In the tradition of new music in every age, his work has been the recipient of controversy as well. The premiere of his choral mass, Missa l'homme arme, by a university choir was obstructed by the American Civil Liberties Union for an alleged violation of the constitutional separation of church and state. The firestorm of publicity in television reports and over twenty newspaper articles in the Pacific Northwest ultimately drew the attention of the national press, when columnist Nat Hentoff wrote in the 22 August 1992 Washington Post that the ACLU had in this case "built a wall of separation higher than even Thomas Jefferson could have imagined." The Missa l'homme arme was ultimately premiered on 26 April 1992.
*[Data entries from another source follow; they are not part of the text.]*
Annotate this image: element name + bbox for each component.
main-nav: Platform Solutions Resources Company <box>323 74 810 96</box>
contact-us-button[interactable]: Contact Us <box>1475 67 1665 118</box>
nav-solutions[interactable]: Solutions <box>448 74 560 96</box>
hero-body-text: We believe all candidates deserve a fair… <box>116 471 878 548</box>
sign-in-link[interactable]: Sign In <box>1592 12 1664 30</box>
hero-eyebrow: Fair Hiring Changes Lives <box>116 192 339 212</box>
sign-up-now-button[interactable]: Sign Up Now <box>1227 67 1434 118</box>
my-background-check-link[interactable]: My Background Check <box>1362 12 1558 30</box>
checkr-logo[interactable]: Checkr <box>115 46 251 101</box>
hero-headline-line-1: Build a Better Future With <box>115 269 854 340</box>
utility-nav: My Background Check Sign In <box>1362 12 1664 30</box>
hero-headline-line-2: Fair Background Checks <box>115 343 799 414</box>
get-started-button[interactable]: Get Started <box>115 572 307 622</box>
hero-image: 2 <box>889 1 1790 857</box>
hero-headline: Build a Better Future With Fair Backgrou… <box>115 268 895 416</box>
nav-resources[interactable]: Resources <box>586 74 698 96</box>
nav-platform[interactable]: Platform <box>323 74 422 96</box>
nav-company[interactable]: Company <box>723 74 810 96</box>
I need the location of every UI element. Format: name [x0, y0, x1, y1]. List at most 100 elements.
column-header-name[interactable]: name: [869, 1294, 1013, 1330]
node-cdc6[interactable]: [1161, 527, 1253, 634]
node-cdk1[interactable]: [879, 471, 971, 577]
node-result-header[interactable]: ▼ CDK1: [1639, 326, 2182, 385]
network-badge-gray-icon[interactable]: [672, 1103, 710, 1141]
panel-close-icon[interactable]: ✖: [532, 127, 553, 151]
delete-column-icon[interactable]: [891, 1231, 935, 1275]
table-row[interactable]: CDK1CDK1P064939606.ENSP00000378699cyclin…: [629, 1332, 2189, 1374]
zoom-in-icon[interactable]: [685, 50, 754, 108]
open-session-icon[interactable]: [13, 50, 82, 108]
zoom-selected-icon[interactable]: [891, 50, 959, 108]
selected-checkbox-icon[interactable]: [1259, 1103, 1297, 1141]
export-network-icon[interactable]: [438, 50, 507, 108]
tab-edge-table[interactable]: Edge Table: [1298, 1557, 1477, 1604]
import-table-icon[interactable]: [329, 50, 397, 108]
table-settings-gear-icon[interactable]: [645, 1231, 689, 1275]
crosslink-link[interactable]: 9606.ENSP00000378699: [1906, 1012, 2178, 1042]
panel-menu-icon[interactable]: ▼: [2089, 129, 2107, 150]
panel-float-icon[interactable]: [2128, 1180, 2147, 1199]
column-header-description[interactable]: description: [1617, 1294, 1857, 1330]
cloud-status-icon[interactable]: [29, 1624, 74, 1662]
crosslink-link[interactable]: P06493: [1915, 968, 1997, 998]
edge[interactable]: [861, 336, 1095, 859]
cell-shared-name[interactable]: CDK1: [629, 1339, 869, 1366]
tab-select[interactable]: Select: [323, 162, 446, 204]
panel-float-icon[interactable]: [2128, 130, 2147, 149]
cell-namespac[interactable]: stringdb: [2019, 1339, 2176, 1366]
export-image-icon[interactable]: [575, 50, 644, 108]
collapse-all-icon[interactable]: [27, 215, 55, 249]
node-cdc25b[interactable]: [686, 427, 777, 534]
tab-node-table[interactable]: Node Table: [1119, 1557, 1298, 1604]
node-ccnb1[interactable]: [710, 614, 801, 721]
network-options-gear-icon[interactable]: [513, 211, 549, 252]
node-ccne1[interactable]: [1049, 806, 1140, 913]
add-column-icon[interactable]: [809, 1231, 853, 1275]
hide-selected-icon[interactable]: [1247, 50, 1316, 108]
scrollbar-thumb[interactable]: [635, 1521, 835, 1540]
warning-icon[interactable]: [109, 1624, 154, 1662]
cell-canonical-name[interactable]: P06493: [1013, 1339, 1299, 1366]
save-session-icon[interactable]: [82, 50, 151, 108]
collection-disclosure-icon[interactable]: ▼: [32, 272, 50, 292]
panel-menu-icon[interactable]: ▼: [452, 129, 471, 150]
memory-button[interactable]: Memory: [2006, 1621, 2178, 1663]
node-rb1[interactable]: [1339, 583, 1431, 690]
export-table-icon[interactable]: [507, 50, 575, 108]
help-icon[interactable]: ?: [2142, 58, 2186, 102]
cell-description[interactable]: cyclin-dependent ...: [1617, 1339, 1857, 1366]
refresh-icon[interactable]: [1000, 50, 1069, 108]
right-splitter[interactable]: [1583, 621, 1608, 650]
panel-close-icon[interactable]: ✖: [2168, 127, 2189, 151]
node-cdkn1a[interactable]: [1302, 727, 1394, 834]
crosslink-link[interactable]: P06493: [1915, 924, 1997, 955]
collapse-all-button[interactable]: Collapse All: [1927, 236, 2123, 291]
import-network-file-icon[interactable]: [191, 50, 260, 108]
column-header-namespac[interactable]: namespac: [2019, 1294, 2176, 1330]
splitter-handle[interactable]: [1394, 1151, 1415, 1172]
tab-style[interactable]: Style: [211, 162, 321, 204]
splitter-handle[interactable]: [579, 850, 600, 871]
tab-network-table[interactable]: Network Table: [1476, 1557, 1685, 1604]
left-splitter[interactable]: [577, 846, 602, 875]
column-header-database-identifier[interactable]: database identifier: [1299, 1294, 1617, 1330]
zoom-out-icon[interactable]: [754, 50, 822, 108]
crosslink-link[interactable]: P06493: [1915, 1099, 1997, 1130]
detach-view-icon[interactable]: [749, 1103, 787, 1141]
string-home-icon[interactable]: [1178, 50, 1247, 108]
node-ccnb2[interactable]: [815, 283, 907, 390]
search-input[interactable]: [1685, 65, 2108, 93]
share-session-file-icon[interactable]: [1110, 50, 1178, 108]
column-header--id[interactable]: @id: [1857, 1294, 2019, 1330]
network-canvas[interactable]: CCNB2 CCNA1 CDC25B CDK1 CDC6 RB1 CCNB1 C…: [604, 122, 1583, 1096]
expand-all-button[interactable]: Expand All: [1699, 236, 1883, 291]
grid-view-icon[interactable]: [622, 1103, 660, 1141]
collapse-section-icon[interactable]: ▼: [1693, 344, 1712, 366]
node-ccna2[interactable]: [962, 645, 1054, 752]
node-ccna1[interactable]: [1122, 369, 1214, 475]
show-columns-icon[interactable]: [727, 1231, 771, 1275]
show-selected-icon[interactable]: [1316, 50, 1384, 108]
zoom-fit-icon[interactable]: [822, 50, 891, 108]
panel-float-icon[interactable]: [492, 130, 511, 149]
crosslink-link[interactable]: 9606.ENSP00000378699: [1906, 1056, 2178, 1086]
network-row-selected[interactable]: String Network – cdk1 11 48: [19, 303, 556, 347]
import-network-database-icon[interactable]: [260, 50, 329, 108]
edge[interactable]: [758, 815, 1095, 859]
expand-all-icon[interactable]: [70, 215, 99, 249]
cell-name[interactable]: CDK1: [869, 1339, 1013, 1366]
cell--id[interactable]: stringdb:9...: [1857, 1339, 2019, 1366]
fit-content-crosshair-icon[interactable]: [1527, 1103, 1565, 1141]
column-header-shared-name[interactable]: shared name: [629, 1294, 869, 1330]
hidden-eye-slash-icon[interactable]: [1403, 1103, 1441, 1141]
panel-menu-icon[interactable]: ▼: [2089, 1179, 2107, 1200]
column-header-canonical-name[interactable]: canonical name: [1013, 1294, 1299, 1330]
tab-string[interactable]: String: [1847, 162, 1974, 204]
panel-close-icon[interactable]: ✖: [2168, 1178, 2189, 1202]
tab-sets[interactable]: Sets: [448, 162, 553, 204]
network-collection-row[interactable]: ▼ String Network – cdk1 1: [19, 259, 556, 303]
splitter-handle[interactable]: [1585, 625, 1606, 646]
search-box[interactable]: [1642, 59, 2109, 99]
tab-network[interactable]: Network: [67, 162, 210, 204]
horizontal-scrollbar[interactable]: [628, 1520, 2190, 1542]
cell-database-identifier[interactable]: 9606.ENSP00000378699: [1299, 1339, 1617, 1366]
In an era often dominated by the exercise of compositional technique for its own sake, Charles Argersinger has devoted his career to writing music that resonates in the psyche of the listener, drawing together symbols of past and present with more abstract, universal gestures of musical experience. Striving for meaning that transcends the syntax of the music's surface, his works seek an equilibrium of intellect, emotion, and intuition. They mirror his long-standing interests in such diverse realms as Greek mythology, Renaissance music, Jungian theories of the unconscious, and modern technology. The course of his philosophy flows naturally from his own humanistic views, and reflects his lineage as a composer. As a student of Dominick Argento, Grant Fletcher, Paul Fetler, and Ronald LoPresti, Bernard Rogers, Argersinger is guided by aesthetic beliefs which spring from the compositional genetic code he inherited.